Uzmanlar, ortaokullarda genel akıllı telefon yasağı konusunda hemfikir değil ancak herkes ilkokullarda akıllı telefonun yasaklanmasından yana. Hubmann aşırılıkların zor olduğunu söyledi; örneğin sınıfta akıllı telefon kullanmasına izin verilmeyen tek kişinin 13 yaşında olması. Ancak ebeveyn WhatsApp gruplarında aşırı iletişim kuran ebeveynler iyi bir rol model değildir. Hubmann, “Kendimiz üzerinde çok çok çalışmamız gerektiğini düşünüyorum” dedi. Ebeveynlerin de akıllı telefonlarını bir kenara bırakmaları gerekiyor. Son olarak uzmanlar, medya bağımlılığı ve etkilenen ailelere yönelik ek önleme ve yardım teklifleri hakkında daha fazla bilgi talep ediyor.

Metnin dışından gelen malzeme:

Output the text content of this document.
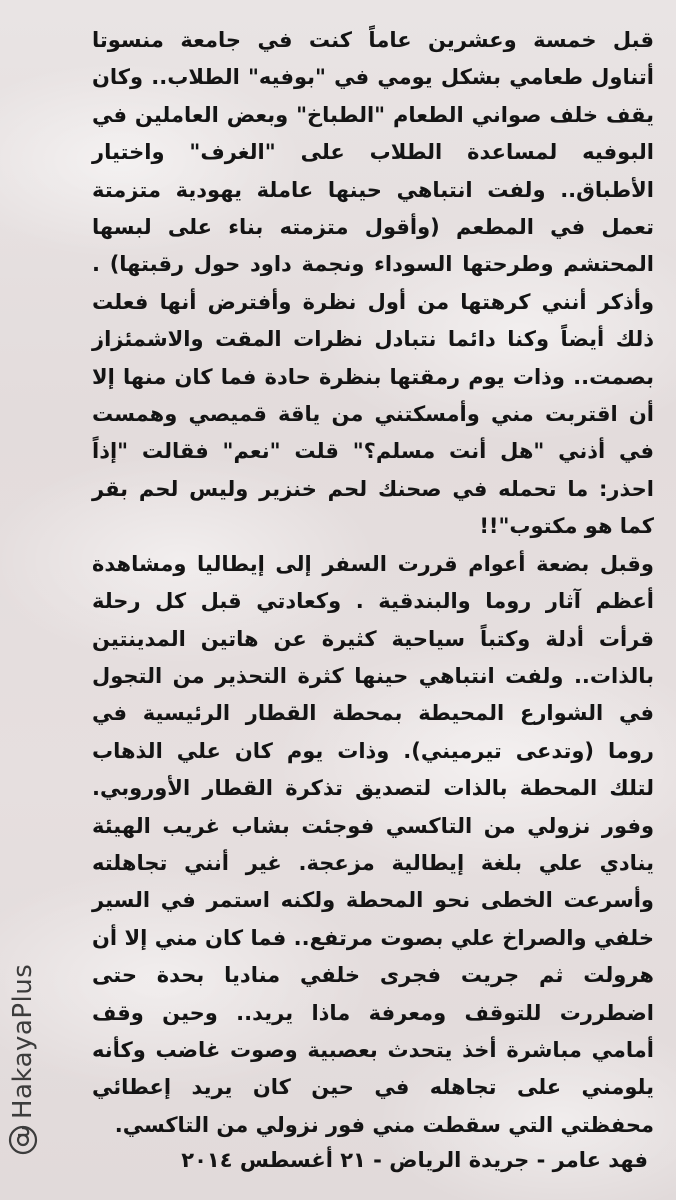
قبل خمسة وعشرين عاماً كنت في جامعة منسوتا أتناول طعامي بشكل يومي في "بوفيه" الطلاب.. وكان يقف خلف صواني الطعام "الطباخ" وبعض العاملين في البوفيه لمساعدة الطلاب على "الغرف" واختيار الأطباق.. ولفت انتباهي حينها عاملة يهودية متزمتة تعمل في المطعم (وأقول متزمته بناء على لبسها المحتشم وطرحتها السوداء ونجمة داود حول رقبتها) . وأذكر أنني كرهتها من أول نظرة وأفترض أنها فعلت ذلك أيضاً وكنا دائما نتبادل نظرات المقت والاشمئزاز بصمت.. وذات يوم رمقتها بنظرة حادة فما كان منها إلا أن اقتربت مني وأمسكتني من ياقة قميصي وهمست في أذني "هل أنت مسلم؟" قلت "نعم" فقالت "إذاً احذر: ما تحمله في صحنك لحم خنزير وليس لحم بقر كما هو مكتوب"!!

وقبل بضعة أعوام قررت السفر إلى إيطاليا ومشاهدة أعظم آثار روما والبندقية . وكعادتي قبل كل رحلة قرأت أدلة وكتباً سياحية كثيرة عن هاتين المدينتين بالذات.. ولفت انتباهي حينها كثرة التحذير من التجول في الشوارع المحيطة بمحطة القطار الرئيسية في روما (وتدعى تيرميني). وذات يوم كان علي الذهاب لتلك المحطة بالذات لتصديق تذكرة القطار الأوروبي. وفور نزولي من التاكسي فوجئت بشاب غريب الهيئة ينادي علي بلغة إيطالية مزعجة. غير أنني تجاهلته وأسرعت الخطى نحو المحطة ولكنه استمر في السير خلفي والصراخ علي بصوت مرتفع.. فما كان مني إلا أن هرولت ثم جريت فجرى خلفي مناديا بحدة حتى اضطررت للتوقف ومعرفة ماذا يريد.. وحين وقف أمامي مباشرة أخذ يتحدث بعصبية وصوت غاضب وكأنه يلومني على تجاهله في حين كان يريد إعطائي محفظتي التي سقطت مني فور نزولي من التاكسي.

فهد عامر - جريدة الرياض - ٢١ أغسطس ٢٠١٤
HakayaPlus
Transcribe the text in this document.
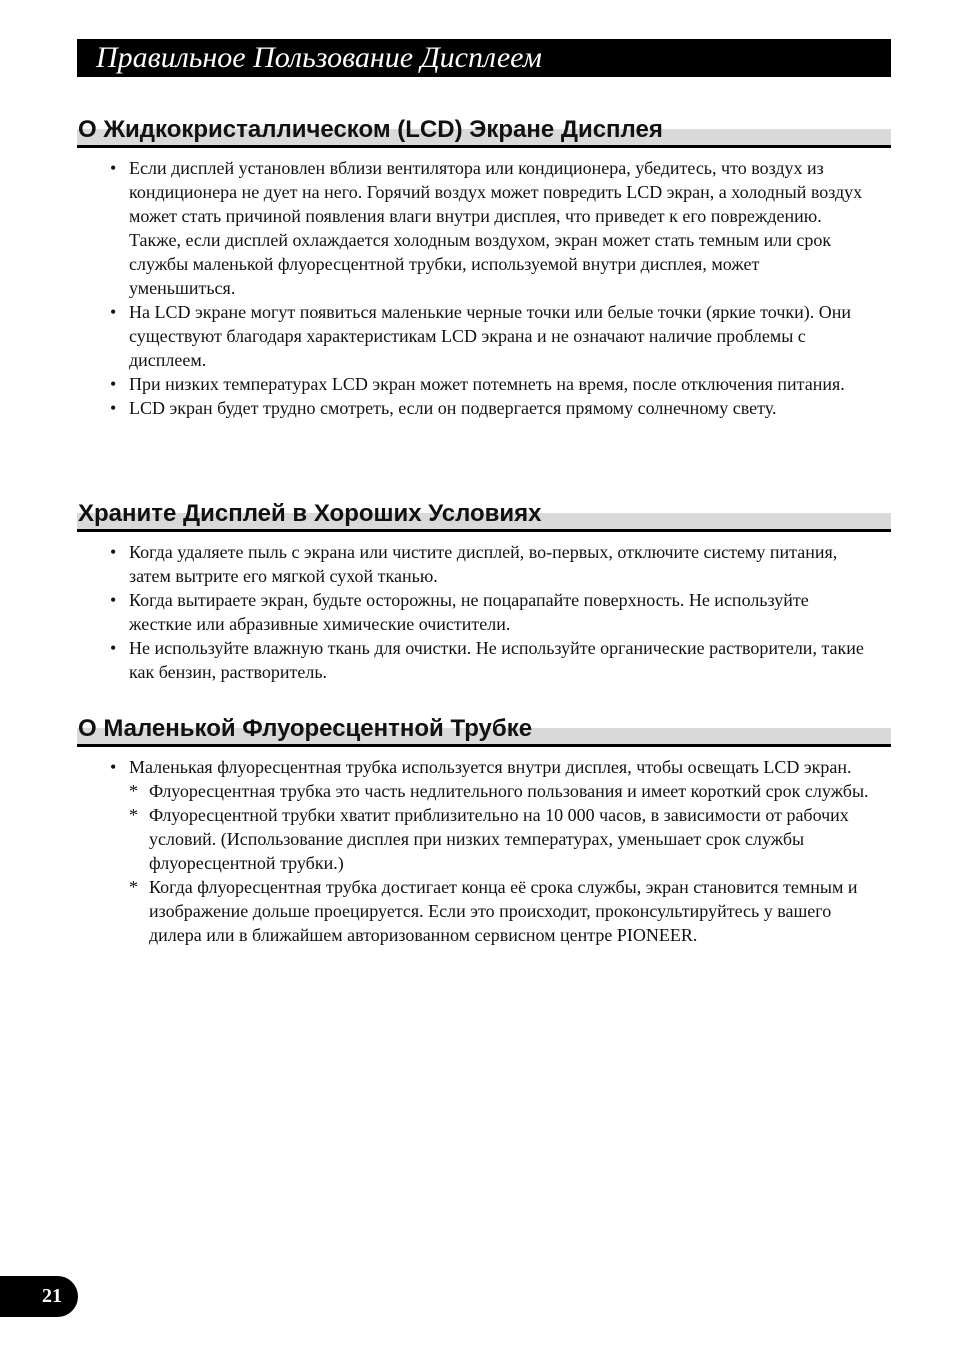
Правильное Пользование Дисплеем
О Жидкокристаллическом (LCD) Экране Дисплея
• Если дисплей установлен вблизи вентилятора или кондиционера, убедитесь, что воздух из кондиционера не дует на него. Горячий воздух может повредить LCD экран, а холодный воздух может стать причиной появления влаги внутри дисплея, что приведет к его повреждению. Также, если дисплей охлаждается холодным воздухом, экран может стать темным или срок службы маленькой флуоресцентной трубки, используемой внутри дисплея, может уменьшиться.
• На LCD экране могут появиться маленькие черные точки или белые точки (яркие точки). Они существуют благодаря характеристикам LCD экрана и не означают наличие проблемы с дисплеем.
• При низких температурах LCD экран может потемнеть на время, после отключения питания.
• LCD экран будет трудно смотреть, если он подвергается прямому солнечному свету.
Храните Дисплей в Хороших Условиях
• Когда удаляете пыль с экрана или чистите дисплей, во-первых, отключите систему питания, затем вытрите его мягкой сухой тканью.
• Когда вытираете экран, будьте осторожны, не поцарапайте поверхность. Не используйте жесткие или абразивные химические очистители.
• Не используйте влажную ткань для очистки. Не используйте органические растворители, такие как бензин, растворитель.
О Маленькой Флуоресцентной Трубке
• Маленькая флуоресцентная трубка используется внутри дисплея, чтобы освещать LCD экран.
* Флуоресцентная трубка это часть недлительного пользования и имеет короткий срок службы.
* Флуоресцентной трубки хватит приблизительно на 10 000 часов, в зависимости от рабочих условий. (Использование дисплея при низких температурах, уменьшает срок службы флуоресцентной трубки.)
* Когда флуоресцентная трубка достигает конца её срока службы, экран становится темным и изображение дольше проецируется. Если это происходит, проконсультируйтесь у вашего дилера или в ближайшем авторизованном сервисном центре PIONEER.
21
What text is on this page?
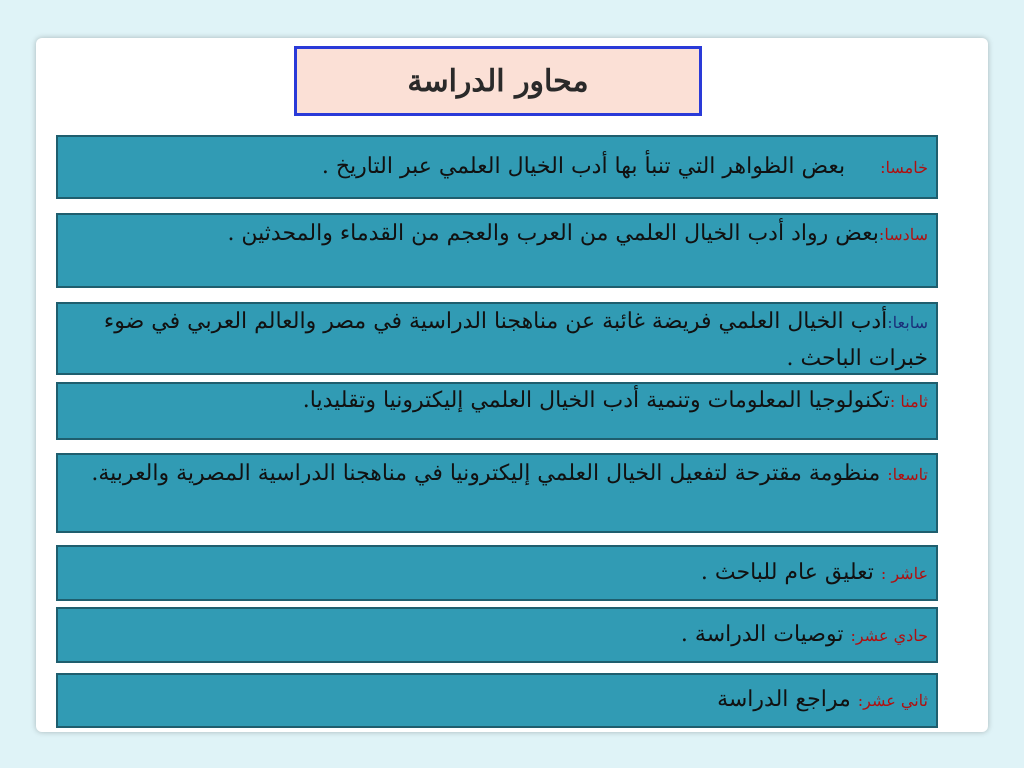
محاور الدراسة
خامسا:     بعض الظواهر التي تنبأ بها أدب الخيال العلمي عبر التاريخ .
سادسا:بعض رواد أدب الخيال العلمي من العرب والعجم من القدماء والمحدثين .
سابعا:أدب الخيال العلمي فريضة غائبة عن مناهجنا الدراسية في مصر والعالم العربي في ضوء خبرات الباحث .
ثامنا :تكنولوجيا المعلومات وتنمية أدب الخيال العلمي إليكترونيا وتقليديا.
تاسعا: منظومة مقترحة لتفعيل الخيال العلمي إليكترونيا في مناهجنا الدراسية المصرية والعربية.
عاشر : تعليق عام للباحث .
حادي عشر: توصيات الدراسة .
ثاني عشر: مراجع الدراسة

Dijital Hizmetler Yasası önemli


Storm, sosyal medyanın oluşturduğu tehlikeleri azaltmak için sosyal medya platformu sağlayıcılarının da sorumlu tutulmasının önemli olduğunu söylüyor. Bu, geçen yıl Dijital Hizmetler Yasası'nın AB düzeyinde kabul edilmesiyle zaten gerçekleşti. Artık bu bir uygulama meselesidir. Bunu yapabilmek için platformların küçüklerin korunmasına yönelik yeni gereksinimleri karşılaması ve algoritmaları şeffaf hale getirmesi gerekiyor. Daha birkaç gün önce AB Komisyonu bu nedenlerle Tiktok hakkında soruşturma başlatmıştı.